Dora Weithers (author) from The Caribbean on June 06, 2014:

Thank you, Devika. There is still so much for us to learn.

Devika Primić from Dubrovnik, Croatia on June 06, 2014:

I tweeted and Facebook shared such an import hub and i have learned so much more about this disease. Voted up, useful and interesting.

Dora Weithers (author) from The Caribbean on June 05, 2014:

Eric, thank you for reading. Yes, it is important to share.

Eric Dierker from Spring Valley, CA. U.S.A. on June 05, 2014:

Bravo my friend. Thank you for spreading an important word. Knowledge is so powerful thank you again for sharing yours.

Dora Weithers (author) from The Caribbean on June 05, 2014:

Sheila, thank you. We have the same hope. I already so much more aware.

sheilamyers on June 05, 2014:

Thanks for sharing this information. Hopefully it will make more people aware of the disease and they'll learn what to look for so they can catch it early.

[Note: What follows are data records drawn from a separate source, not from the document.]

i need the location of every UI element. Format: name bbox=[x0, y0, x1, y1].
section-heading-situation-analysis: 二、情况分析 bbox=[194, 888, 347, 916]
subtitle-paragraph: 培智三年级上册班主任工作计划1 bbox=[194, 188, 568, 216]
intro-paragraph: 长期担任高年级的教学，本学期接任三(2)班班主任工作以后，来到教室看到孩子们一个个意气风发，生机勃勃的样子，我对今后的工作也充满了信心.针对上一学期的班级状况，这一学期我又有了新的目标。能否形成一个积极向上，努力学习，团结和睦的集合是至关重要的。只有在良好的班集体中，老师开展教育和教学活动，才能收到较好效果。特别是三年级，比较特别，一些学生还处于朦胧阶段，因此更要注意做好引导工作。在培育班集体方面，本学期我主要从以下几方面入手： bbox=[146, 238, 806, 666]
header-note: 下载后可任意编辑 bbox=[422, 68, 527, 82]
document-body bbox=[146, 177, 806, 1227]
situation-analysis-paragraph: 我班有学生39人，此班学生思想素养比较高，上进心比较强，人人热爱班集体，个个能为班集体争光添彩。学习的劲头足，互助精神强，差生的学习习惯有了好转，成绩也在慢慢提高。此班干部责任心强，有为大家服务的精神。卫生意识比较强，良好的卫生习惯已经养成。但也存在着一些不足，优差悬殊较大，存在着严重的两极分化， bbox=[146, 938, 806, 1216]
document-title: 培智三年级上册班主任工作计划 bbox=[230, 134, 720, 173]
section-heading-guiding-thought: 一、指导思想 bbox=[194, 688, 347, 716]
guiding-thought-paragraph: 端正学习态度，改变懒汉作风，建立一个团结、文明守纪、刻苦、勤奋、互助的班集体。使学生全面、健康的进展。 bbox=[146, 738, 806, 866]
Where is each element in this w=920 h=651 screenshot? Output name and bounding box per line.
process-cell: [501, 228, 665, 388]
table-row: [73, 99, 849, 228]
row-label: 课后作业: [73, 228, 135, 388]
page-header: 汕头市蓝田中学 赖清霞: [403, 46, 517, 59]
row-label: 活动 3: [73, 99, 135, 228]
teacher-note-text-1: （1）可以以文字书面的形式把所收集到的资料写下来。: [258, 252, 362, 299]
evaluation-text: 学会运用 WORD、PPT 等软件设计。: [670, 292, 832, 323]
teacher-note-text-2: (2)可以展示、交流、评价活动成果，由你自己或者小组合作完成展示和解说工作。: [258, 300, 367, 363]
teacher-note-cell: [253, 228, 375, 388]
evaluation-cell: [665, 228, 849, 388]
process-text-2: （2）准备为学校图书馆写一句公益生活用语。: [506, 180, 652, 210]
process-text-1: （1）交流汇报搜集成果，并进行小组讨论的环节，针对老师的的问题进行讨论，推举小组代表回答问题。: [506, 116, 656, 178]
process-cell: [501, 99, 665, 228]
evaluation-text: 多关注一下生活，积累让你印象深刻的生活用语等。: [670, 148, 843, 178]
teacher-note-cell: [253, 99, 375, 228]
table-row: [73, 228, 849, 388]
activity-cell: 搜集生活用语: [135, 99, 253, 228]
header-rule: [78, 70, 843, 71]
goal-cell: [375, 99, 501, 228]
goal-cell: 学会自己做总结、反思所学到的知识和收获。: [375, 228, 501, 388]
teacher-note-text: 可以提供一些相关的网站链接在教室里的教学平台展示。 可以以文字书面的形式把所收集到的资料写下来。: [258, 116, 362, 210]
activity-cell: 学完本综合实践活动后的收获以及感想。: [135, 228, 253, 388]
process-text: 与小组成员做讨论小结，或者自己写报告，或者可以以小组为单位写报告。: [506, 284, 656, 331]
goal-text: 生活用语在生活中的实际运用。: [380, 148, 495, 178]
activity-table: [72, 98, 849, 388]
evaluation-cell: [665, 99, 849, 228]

Dora Weithers (author) from The Caribbean on June 05, 2014:

Thank you, Manatita. Some of this information is new to me, and I thought I'd pass it on.

manatita44 from london on June 05, 2014:

Very educational article on skin cancer and in creating an awareness of the dangers for people with dark skin. Loving thoughts.

Dora Weithers (author) from The Caribbean on June 05, 2014:

Jackie, thank you for sharing. Knowing your own body (including the sizes and shapes of those moles) is very helpful, for sure.

Jackie Lynnley from the beautiful south on June 05, 2014:

That sun is for everyone to watch for sure (and tanning beds). I have had to be careful for many years because of medicine I take being more sensitive to the sun; not only the skin but also eyes. It would be harder to detect on a darker person so people really should know their own body and not pass off an unusual coloration for sure! ^+

Dora Weithers (author) from The Caribbean on June 05, 2014:

Thanks,Bill! I actually enjoyed the research, and hope that someone else benefits.

Bill Holland from Olympia, WA on June 05, 2014:

Nice research, great facts, very interesting, and quite important information. Well done, Dora!

Dora Weithers (author) from The Caribbean on June 05, 2014:

Thank you for tweeting the article. I appreciate you.

Al Wordlaw from Chicago on June 05, 2014:

I just exposed this article to Twitter followers! :-)

Dora Weithers (author) from The Caribbean on June 05, 2014:

Word, I learned so much while wrting this article. We really ought to make people aware. Thank you for your comment.

Al Wordlaw from Chicago on June 05, 2014:

Oh, how this is very important information. I strive to live cancer free. Great research MsDora. Voted up!